Library: | pp |
See also: | ppftind |
Quantlet: | ppsj1ind | |
Description: | computes the Sibson Jones index which considers the deviations from the normal density for univariate data. |
Usage: | ind = ppsj1ind(px) | |
Input: | ||
px | n x 1 matrix containing the projected data | |
Output: | ||
ind | scalar, the corresponding Sibson Jones index |
; loads the library pp library("pp") ; initialize random generator randomize(0) ; generate a dataset with mean(x)=0 and var(x)=1 x = normal(100) ; compute the index with Scott's rule ppsj1ind(x)
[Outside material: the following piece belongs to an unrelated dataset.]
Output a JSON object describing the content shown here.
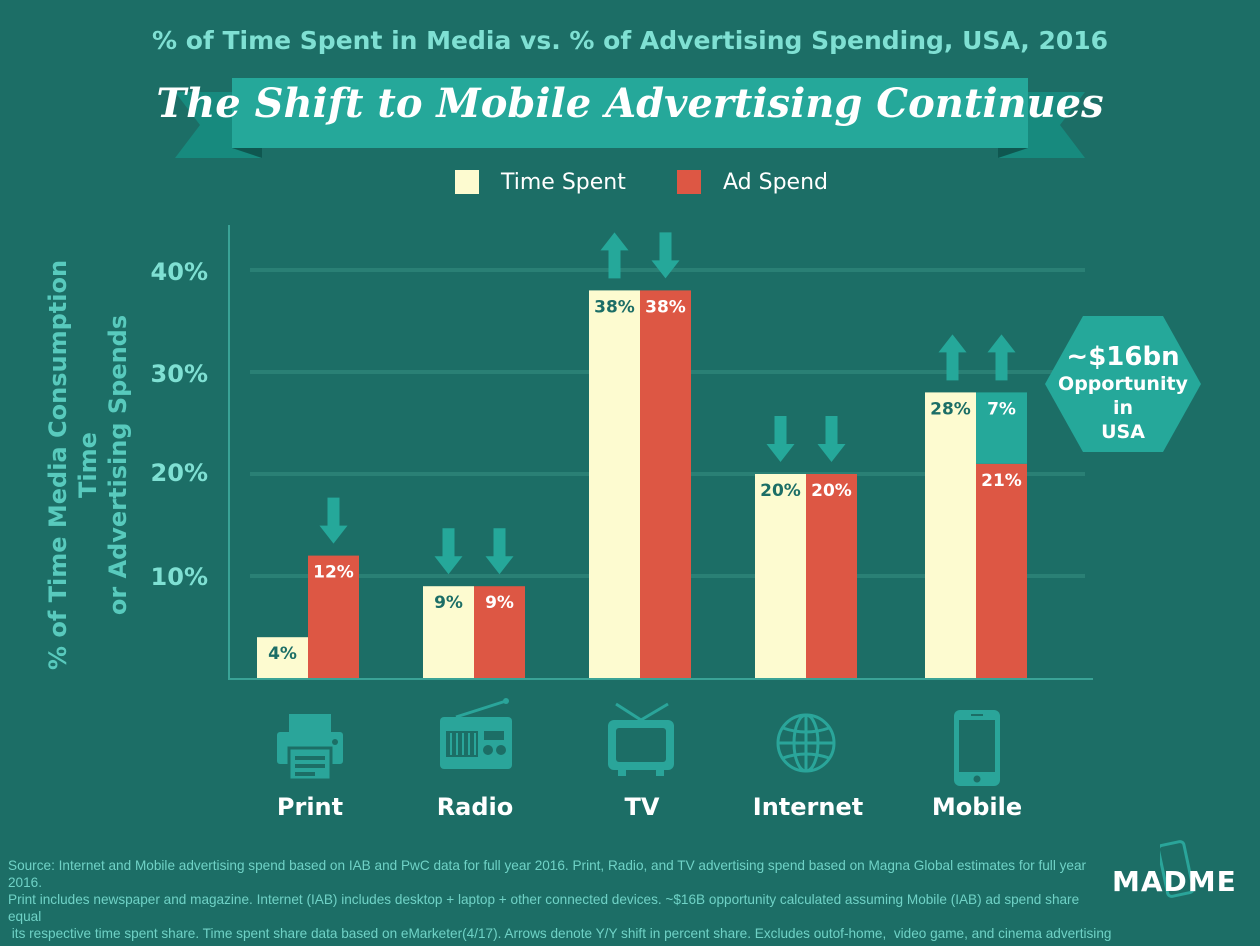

Contents of ind [1,] 0.0038037
proc() = plotindex1(x) n = 50 phi = grid(0, 2*pi/n, n) ind = NaN*matrix(n) i = 0 while(i<n) i = i+1 xp = x * #(cos(phi[i]), sin(phi[i])) ind[i] = ppsj1ind(xp) line(phi~ind) endo endp ; load the library pp and plot library("pp") library("plot") ; read the banknote data x = read("bank2") ; select the fourth and sixth column and ; sphere the data x = transform(x[,4|6], grc.prep.sphere) ; generate the index function for 1D projection plotindex1(x)
We see the plot of the index function in dependence of the projection vector. The projection vector is parametrized by the angle phi. Since the projection vector v and -v generate the same projection, we see the index function doubled. Note that the maxima at phi=1,76 and phi=2,8 represent the "most" interesting projections.